Jongerenwerk De Schoudermantel in Bunnik: in twintig jaar van overlastbestrijding naar talentontwikkeling
‘Achttien jaar geleden stond het jongerenwerk meer in het kader van overlastbestrijding, nu is het vooral een belangrijke schakel in het preventieve beleid.’ Aldus Ali Dekker, sinds juli weer wethouder in de gemeente Bunnik. En zij kan het weten want ook van 1994 tot 2001 zat ze al in het Bunnikse college van b en w. Reden om haar te vragen naar de opmerkelijkste veranderingen in het jongerenwerk in de afgelopen twintig jaar.
Jongerenwerk De Schoudermantel is niet alleen actief in Bunnik zelf, maar ook in de twee andere kernen die onder die gemeente vallen: Werkhoven en Odijk. ‘Het woord talentontwikkeling hoorde je twintig jaar geleden nog nergens,’ aldus Ali Dekker. ’Natuurlijk had jongerenwerk in de beginjaren ook wel een preventieve, “outreachende” kant en gingen jongerenwerkers de buurt in om jongeren op te zoeken en zo nodig te begeleiden of te verwijzen. Maar het accent lag toch op de repressieve aanpak: het indammen van de overlast, bijvoorbeeld door hangplekken in te richten.’

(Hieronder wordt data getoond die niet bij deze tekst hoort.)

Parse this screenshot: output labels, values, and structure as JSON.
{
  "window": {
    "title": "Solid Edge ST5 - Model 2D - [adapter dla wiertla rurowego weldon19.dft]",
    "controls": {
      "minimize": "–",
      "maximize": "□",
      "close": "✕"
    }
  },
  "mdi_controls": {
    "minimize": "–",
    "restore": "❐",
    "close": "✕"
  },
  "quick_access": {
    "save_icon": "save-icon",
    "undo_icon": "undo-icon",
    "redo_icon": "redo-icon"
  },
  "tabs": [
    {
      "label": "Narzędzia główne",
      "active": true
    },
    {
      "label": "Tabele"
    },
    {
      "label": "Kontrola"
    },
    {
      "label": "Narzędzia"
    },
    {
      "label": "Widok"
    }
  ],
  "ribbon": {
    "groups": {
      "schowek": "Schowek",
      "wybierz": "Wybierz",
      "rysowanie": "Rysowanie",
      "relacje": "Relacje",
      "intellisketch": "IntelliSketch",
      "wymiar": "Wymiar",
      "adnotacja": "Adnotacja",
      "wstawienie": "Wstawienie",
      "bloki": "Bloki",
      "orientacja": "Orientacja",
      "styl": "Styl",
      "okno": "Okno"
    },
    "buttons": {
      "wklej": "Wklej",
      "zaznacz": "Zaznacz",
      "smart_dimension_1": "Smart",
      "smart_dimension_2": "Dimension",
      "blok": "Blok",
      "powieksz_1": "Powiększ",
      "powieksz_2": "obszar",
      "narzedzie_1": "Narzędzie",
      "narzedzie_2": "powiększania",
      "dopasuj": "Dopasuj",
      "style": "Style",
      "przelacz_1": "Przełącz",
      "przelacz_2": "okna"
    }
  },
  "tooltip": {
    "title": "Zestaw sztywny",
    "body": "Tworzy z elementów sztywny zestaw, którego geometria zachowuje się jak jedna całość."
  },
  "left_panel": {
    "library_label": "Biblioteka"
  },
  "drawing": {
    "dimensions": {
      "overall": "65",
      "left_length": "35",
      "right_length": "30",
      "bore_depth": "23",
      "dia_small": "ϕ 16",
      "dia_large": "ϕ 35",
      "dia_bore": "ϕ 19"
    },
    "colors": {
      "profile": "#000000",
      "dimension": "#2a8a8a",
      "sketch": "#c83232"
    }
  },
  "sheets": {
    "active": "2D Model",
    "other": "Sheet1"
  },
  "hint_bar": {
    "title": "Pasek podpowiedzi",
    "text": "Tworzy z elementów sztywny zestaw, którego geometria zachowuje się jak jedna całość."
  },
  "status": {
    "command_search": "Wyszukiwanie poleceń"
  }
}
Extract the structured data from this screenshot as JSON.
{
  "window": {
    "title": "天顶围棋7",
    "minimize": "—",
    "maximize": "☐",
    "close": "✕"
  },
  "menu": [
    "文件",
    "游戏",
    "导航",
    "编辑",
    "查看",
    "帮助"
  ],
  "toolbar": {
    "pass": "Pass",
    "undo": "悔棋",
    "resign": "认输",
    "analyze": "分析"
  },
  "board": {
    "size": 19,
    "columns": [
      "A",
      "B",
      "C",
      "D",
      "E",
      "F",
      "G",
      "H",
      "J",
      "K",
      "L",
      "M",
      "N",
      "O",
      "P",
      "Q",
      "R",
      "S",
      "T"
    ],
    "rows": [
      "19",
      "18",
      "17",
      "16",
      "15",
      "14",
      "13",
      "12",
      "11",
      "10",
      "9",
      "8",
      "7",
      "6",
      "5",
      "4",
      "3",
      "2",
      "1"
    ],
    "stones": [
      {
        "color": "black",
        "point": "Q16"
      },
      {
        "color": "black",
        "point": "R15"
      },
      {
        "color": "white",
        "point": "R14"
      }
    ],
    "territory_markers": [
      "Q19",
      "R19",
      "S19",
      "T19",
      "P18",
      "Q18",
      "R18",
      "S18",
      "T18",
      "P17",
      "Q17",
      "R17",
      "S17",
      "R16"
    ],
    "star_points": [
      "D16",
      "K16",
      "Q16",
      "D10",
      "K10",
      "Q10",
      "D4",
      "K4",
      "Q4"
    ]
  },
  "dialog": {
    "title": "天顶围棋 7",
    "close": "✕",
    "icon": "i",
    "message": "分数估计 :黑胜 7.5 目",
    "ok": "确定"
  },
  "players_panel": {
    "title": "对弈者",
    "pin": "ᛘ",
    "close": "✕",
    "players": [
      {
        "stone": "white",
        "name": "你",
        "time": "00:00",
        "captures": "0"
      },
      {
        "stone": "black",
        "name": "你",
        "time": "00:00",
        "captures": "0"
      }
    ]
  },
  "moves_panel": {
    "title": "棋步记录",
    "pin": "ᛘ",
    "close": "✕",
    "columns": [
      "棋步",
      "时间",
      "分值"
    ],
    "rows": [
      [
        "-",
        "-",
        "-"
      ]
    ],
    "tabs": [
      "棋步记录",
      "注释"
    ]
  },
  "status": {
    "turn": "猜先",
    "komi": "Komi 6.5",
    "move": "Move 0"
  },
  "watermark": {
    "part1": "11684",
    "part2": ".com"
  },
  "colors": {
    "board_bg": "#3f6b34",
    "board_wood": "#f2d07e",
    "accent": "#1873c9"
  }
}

Anno 2019 veroorzaakt de plaatselijke jeugd minder overlast. ‘Maar dat is niet alleen te danken aan het jongerenwerk. Het komt zeker ook door de opmars van de sociale media. Jongeren zijn minder op straat te vinden, ze zitten vooral op hun telefoon.’
Extra beroep op jeugdzorg gaat ten koste van welzijnswerk
De afgelopen jaren is het beroep op specialistische jeugdhulp alleen maar gestegen, onder meer vanwege aandoeningen als dyslexie, ADHD, depressiviteit, anorexia. Ali Dekker: ‘Daar moet je natuurlijk ook wat aan doen. En ouders weten in deze gemeente misschien nog beter dan elders de weg te vinden naar de jeugdzorg. In den lande zie je echter dat het opvangen van de jeugdzorguitgaven ten koste gaan van het welzijnswerk. Geheel ten onrechte, want als samenleving snijden we onszelf daarmee in de vingers. Alleen door preventie kun je de zorgspiraal doorbreken.’
Een relatief nieuw probleem is het groeiende aantal jongeren met schulden. Ali Dekker: ‘Geld is veel virtueler geworden en daardoor is het moeilijker om grip te houden op je uitgaven. Mede daarom is het goed dat onze jongerenwerkers veel naar scholen gaan. Vooral naar de hoogste klassen van het basisonderwijs; daar verzorgen ze allerlei lessen, niet alleen over geld, maar over uiteenlopende onderwerpen waar sommige leerlingen ook in deze tijd toch liever niet met ouders of leerkrachten over praten. Alcohol, sociale-mediaverslaving, relaties, seks, de toekomst.’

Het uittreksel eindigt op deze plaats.